Saturday, July 5, 2008

May 6th - Jefferson and Lincoln Memorials by Day

Thomas Jefferson Memorial

I wrote about this monument previously when we first saw it during our evening tour. I would just like to add a few comments that I have taken from the NPS brochure you get at the monument:
"Thomas Jefferson--political philosopher, architect, musician, book collector, scientist, horticulturist, diplomat, inventor, and third President of the United States--looms large in any discussion of who Americans are as a people. Jefferson left to the future not only ideas but also a great body of practical achievements. President John F. Kennedy recognized Jefferson's accomplishments when he told a gathering of American Nobel Prize winners that they were the greatest assemblage of talent in the White House since Jefferson had dined there alone. With his strong beliefs in rights of man and a government derived from the people, in freedom of religion, and the separation between church and state, and in education available to all, Thomas Jefferson struck a chord for human liberty more than 200 years ago that resounds through the centuries. In the end, Jefferson's own appraisal of his life, and the one that he wrote for use on his own tombstone, suffices: "Author of the Declaration of American Independence, of the Statue of Virginia for religious freedom, and Father of the University of Virginia." The Cornerstone of the Monument
I put this picture here sort of as a "note" on one of the new features of Washington, D.C.--the constant surveillance by the authorities.
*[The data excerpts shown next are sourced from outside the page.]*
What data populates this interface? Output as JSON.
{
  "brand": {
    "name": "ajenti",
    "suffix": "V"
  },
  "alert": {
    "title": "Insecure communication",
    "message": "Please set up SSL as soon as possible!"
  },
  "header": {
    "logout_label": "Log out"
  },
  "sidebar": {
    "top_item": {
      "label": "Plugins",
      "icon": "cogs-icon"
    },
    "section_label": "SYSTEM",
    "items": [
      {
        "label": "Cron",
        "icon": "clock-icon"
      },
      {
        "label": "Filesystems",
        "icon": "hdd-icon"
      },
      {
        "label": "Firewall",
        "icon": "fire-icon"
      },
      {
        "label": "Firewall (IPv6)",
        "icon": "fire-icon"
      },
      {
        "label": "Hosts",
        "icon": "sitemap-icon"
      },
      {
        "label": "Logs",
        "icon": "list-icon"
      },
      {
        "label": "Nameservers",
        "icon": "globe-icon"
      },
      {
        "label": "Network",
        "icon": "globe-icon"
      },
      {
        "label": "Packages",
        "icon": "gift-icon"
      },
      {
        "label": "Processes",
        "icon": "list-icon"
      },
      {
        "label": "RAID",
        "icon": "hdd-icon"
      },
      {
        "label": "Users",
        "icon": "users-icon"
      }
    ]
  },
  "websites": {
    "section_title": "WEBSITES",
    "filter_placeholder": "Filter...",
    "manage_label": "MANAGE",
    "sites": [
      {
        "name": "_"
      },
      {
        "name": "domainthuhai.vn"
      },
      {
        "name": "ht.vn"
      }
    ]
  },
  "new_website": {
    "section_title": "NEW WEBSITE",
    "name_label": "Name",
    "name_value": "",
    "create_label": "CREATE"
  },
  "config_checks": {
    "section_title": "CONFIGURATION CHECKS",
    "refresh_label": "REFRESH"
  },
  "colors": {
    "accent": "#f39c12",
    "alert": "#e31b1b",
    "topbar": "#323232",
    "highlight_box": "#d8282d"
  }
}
One of the "gifts" of the terrorists of September 11, 2001.

TThe Lincoln Memorial
Waiting for Harold and Joyce, and trying to decide where to go next!!! The Memorial is surrounded by a wire construction fence. I think this is due to work that is taking place around the Monument, not for security.
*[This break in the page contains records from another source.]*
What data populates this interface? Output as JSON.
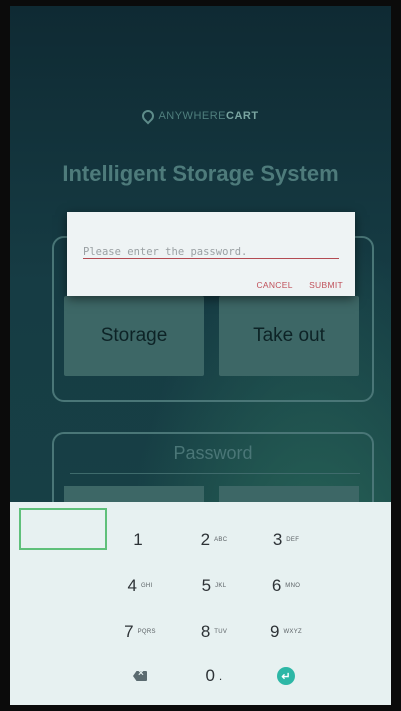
{
  "app": {
    "logo_part1": "ANYWHERE",
    "logo_part2": "CART",
    "title": "Intelligent Storage System",
    "storage_label": "Storage",
    "takeout_label": "Take out",
    "password_section_label": "Password"
  },
  "dialog": {
    "placeholder": "Please enter the password.",
    "value": "",
    "cancel_label": "CANCEL",
    "submit_label": "SUBMIT"
  },
  "keypad": {
    "keys": [
      {
        "digit": "1",
        "letters": ""
      },
      {
        "digit": "2",
        "letters": "ABC"
      },
      {
        "digit": "3",
        "letters": "DEF"
      },
      {
        "digit": "4",
        "letters": "GHI"
      },
      {
        "digit": "5",
        "letters": "JKL"
      },
      {
        "digit": "6",
        "letters": "MNO"
      },
      {
        "digit": "7",
        "letters": "PQRS"
      },
      {
        "digit": "8",
        "letters": "TUV"
      },
      {
        "digit": "9",
        "letters": "WXYZ"
      },
      {
        "digit": "0",
        "letters": "."
      }
    ]
  },
  "colors": {
    "accent": "#c0505a",
    "enter": "#2db7a6",
    "focus": "#5fc07a"
  }
}
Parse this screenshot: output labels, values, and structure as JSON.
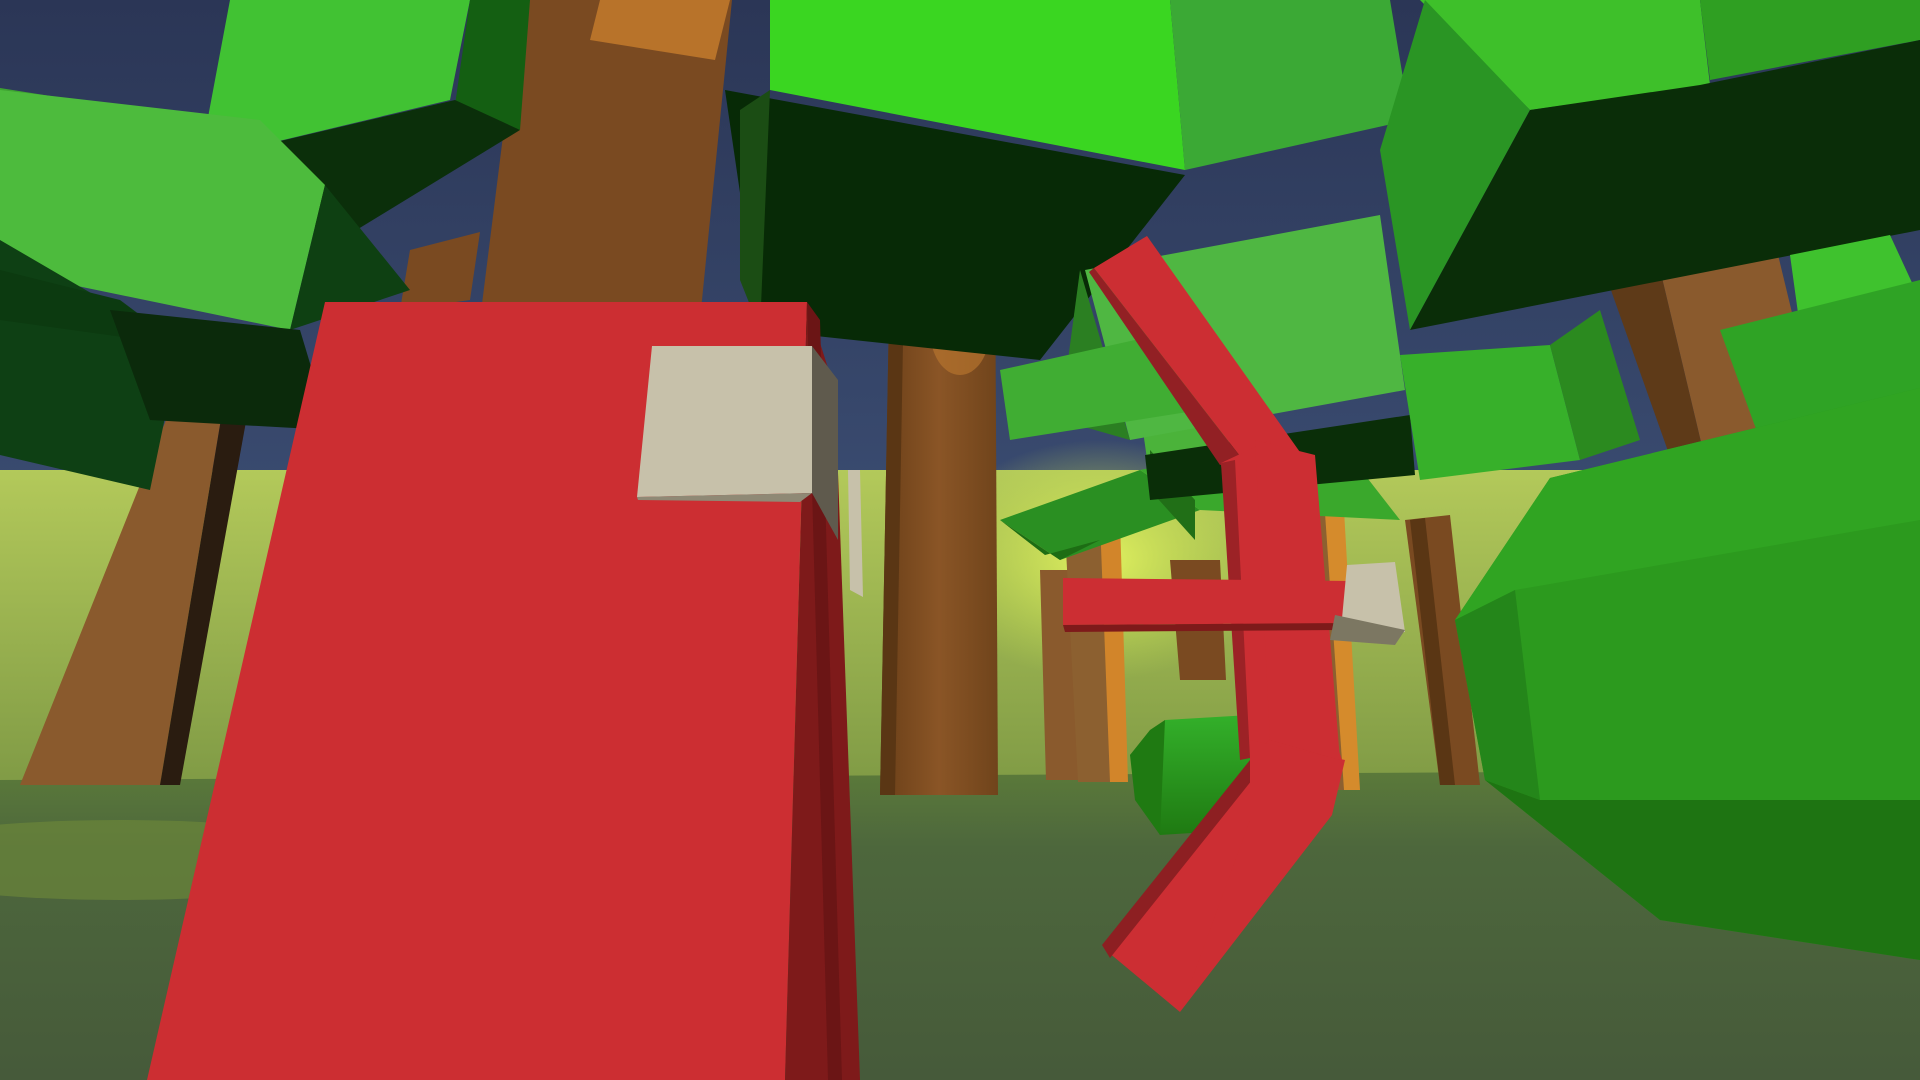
{
  "scene": {
    "view": "first-person",
    "environment": "low-poly forest",
    "held_item": "bow",
    "colors": {
      "sky": "#2f3d5e",
      "horizon_glow": "#c9e85a",
      "far_ground": "#8aa64c",
      "ground": "#4b613c",
      "trunk": "#7a4a21",
      "trunk_light": "#8a5a2d",
      "trunk_shadow": "#5a3614",
      "leaf_light": "#3bd822",
      "leaf_mid": "#35a92a",
      "leaf_dark": "#0a2d08",
      "bush": "#2c9a1e",
      "bush_dark": "#1d7410",
      "player_red": "#cc2e32",
      "player_red_dark": "#7e1a1a",
      "player_accent": "#c7c1aa",
      "bow_red": "#cc2e33"
    }
  }
}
So IMPOSING!!!! As with the Thomas Jefferson Monument, I wrote about this after our evening tour. Again, I would just like to quote a few words from the NPS brochure:
"Lincoln--the Man
Abraham Lincoln was born February 12, 1809, in a log cabin near Hodgenville, Kentucky. He became the 16Th President of the United States, leading his country through its greatest trial, the Civil War. His life was full of personal tragedy and disappointment, but his belief in the principles of the Declaration of Independence and his experience gained as a state legislator, lawyer, and Congressman, along with a whimsical sense of humor, gave him the strength to endure. Throughout his political career Lincoln strove to maintain the ideal of the nation's founders. He saw slavery as hypocritical for a nation founded on the principle that "all men are created equal." In an 1854 speech Lincoln said: "I hate it (slavery) because it deprives our republican example of its just influence in the world--enables the enemies of free institutions, with plausibility, to taunt us as hypocrites." As President he used the power of the office to preserve the Union. In freeing the slaves Lincoln left a legacy to freedom that is one of the most enduring birthrights Americans possess."
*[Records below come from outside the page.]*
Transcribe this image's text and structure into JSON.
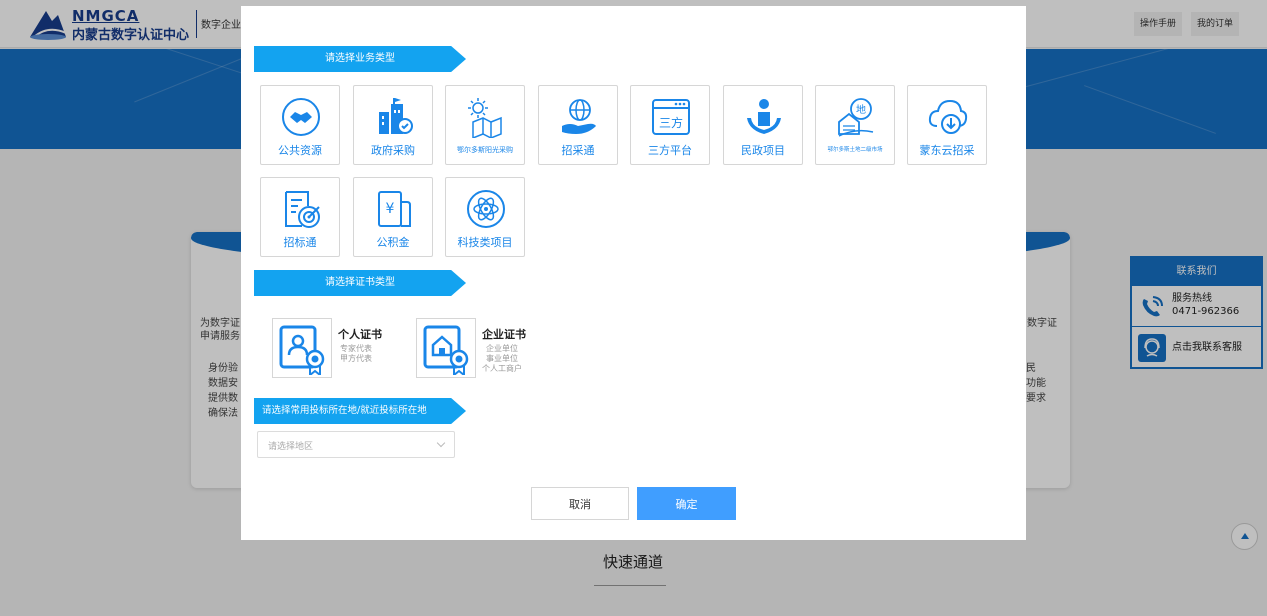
{
  "header": {
    "logo_en": "NMGCA",
    "logo_cn": "内蒙古数字认证中心",
    "subtitle": "数字企业",
    "manual_label": "操作手册",
    "orders_label": "我的订单"
  },
  "background": {
    "left_text_1": "为数字证",
    "left_text_2": "申请服务",
    "left_text_3": "身份验",
    "left_text_4": "数据安",
    "left_text_5": "提供数",
    "left_text_6": "确保法",
    "right_text_1": "数字证",
    "right_text_2": "民",
    "right_text_3": "功能",
    "right_text_4": "要求",
    "quick_title": "快速通道"
  },
  "contact": {
    "title": "联系我们",
    "hotline_label": "服务热线",
    "hotline_number": "0471-962366",
    "service_label": "点击我联系客服"
  },
  "modal": {
    "business_title": "请选择业务类型",
    "business_items": [
      {
        "label": "公共资源",
        "icon": "handshake-icon"
      },
      {
        "label": "政府采购",
        "icon": "government-building-icon"
      },
      {
        "label": "鄂尔多斯阳光采购",
        "icon": "sun-map-icon"
      },
      {
        "label": "招采通",
        "icon": "globe-hand-icon"
      },
      {
        "label": "三方平台",
        "icon": "three-party-icon"
      },
      {
        "label": "民政项目",
        "icon": "people-care-icon"
      },
      {
        "label": "鄂尔多斯土地二级市场",
        "icon": "land-market-icon"
      },
      {
        "label": "蒙东云招采",
        "icon": "cloud-download-icon"
      },
      {
        "label": "招标通",
        "icon": "target-document-icon"
      },
      {
        "label": "公积金",
        "icon": "yuan-card-icon"
      },
      {
        "label": "科技类项目",
        "icon": "atom-icon"
      }
    ],
    "cert_title": "请选择证书类型",
    "personal_cert": {
      "title": "个人证书",
      "desc_1": "专家代表",
      "desc_2": "甲方代表"
    },
    "enterprise_cert": {
      "title": "企业证书",
      "desc_1": "企业单位",
      "desc_2": "事业单位",
      "desc_3": "个人工商户"
    },
    "region_title": "请选择常用投标所在地/就近投标所在地",
    "region_placeholder": "请选择地区",
    "cancel_label": "取消",
    "confirm_label": "确定"
  },
  "colors": {
    "brand_blue": "#1670c4",
    "section_blue": "#13a3f0",
    "icon_blue": "#1a86e8",
    "primary_button": "#409eff"
  }
}
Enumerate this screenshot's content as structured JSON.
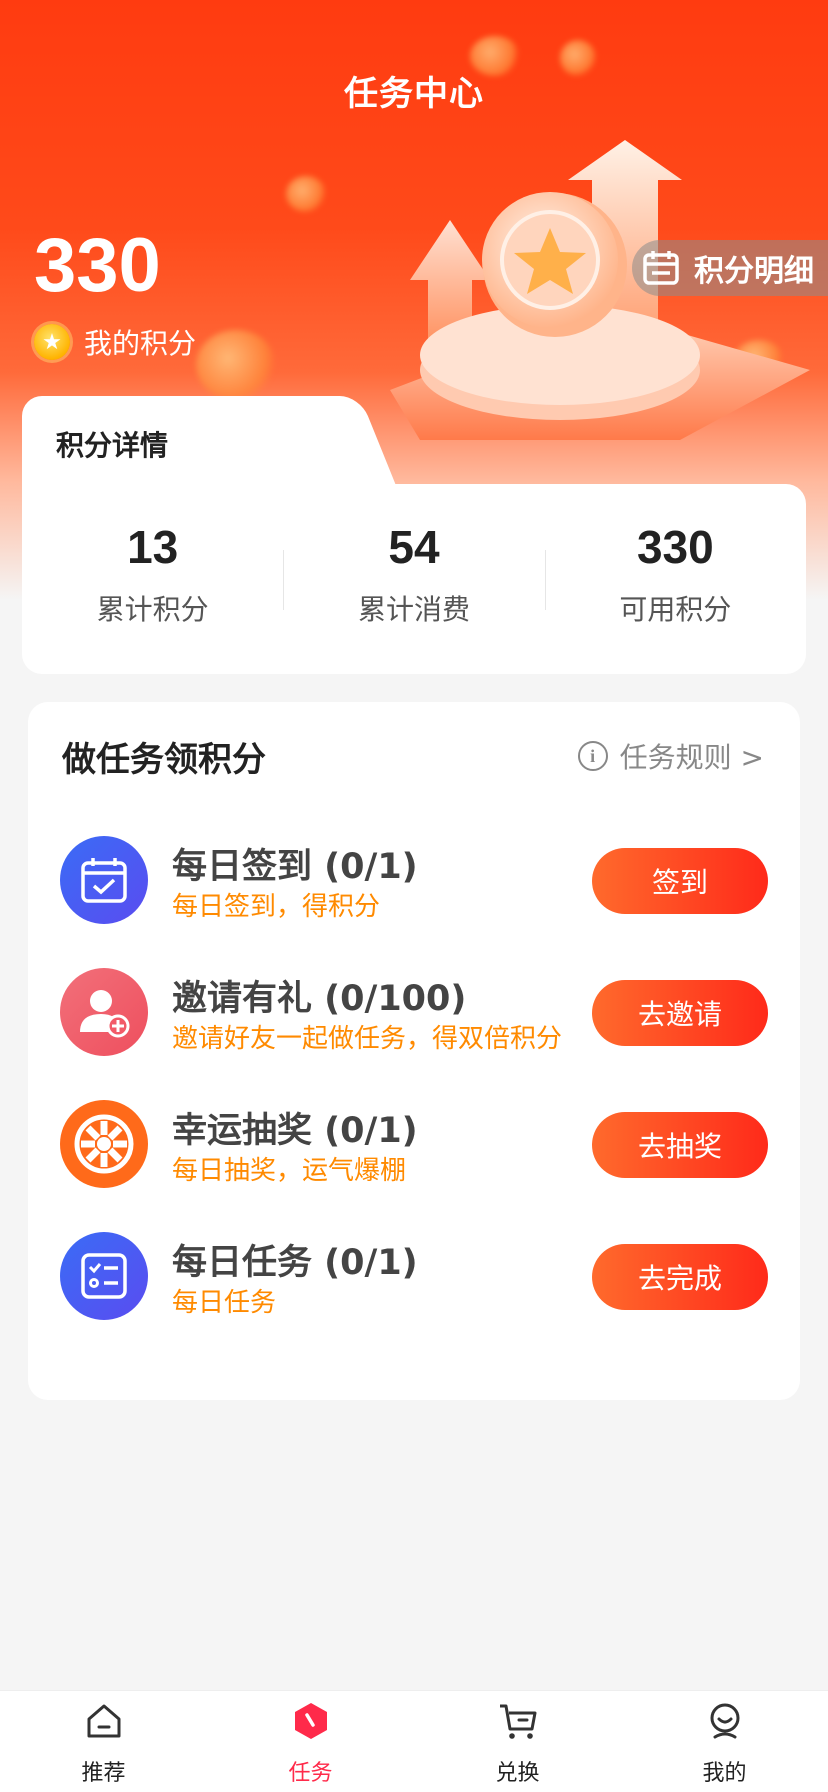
{
  "header": {
    "title": "任务中心"
  },
  "points": {
    "value": "330",
    "label": "我的积分"
  },
  "detail_link": {
    "label": "积分明细"
  },
  "points_detail": {
    "title": "积分详情",
    "stats": [
      {
        "value": "13",
        "label": "累计积分"
      },
      {
        "value": "54",
        "label": "累计消费"
      },
      {
        "value": "330",
        "label": "可用积分"
      }
    ]
  },
  "tasks": {
    "title": "做任务领积分",
    "rules_label": "任务规则 >",
    "items": [
      {
        "name": "每日签到 (0/1)",
        "desc": "每日签到，得积分",
        "button": "签到",
        "icon": "calendar-check-icon",
        "color": "#4a6cf7"
      },
      {
        "name": "邀请有礼 (0/100)",
        "desc": "邀请好友一起做任务，得双倍积分",
        "button": "去邀请",
        "icon": "invite-user-icon",
        "color": "#f25a68"
      },
      {
        "name": "幸运抽奖 (0/1)",
        "desc": "每日抽奖，运气爆棚",
        "button": "去抽奖",
        "icon": "lottery-wheel-icon",
        "color": "#ff6a1a"
      },
      {
        "name": "每日任务 (0/1)",
        "desc": "每日任务",
        "button": "去完成",
        "icon": "task-list-icon",
        "color": "#4a6cf7"
      }
    ]
  },
  "bottom_nav": {
    "items": [
      {
        "label": "推荐",
        "icon": "home-icon"
      },
      {
        "label": "任务",
        "icon": "task-icon",
        "active": true
      },
      {
        "label": "兑换",
        "icon": "cart-icon"
      },
      {
        "label": "我的",
        "icon": "profile-icon"
      }
    ]
  },
  "colors": {
    "brand": "#ff3b10",
    "accent_text": "#ff8a00",
    "nav_active": "#ff2a4a"
  }
}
"It is rather for us to be here dedicated to the great task remaining before us--that from these honored dead we take increased devotion to that cause for which they gave the last full measure of devotion--that we here highly resolve that these dead shall not have died in vain--that this nation under God shall have a new birth of freedom--and that government of the people, by the people, for the people shall not perish from the earth."
Abraham Lincoln, Gettysburg Address, November 19, 1863.
Anyone who has been here will understand the feeling you get while standing in the presence of this magnificent monument, dedicated to an outstanding human.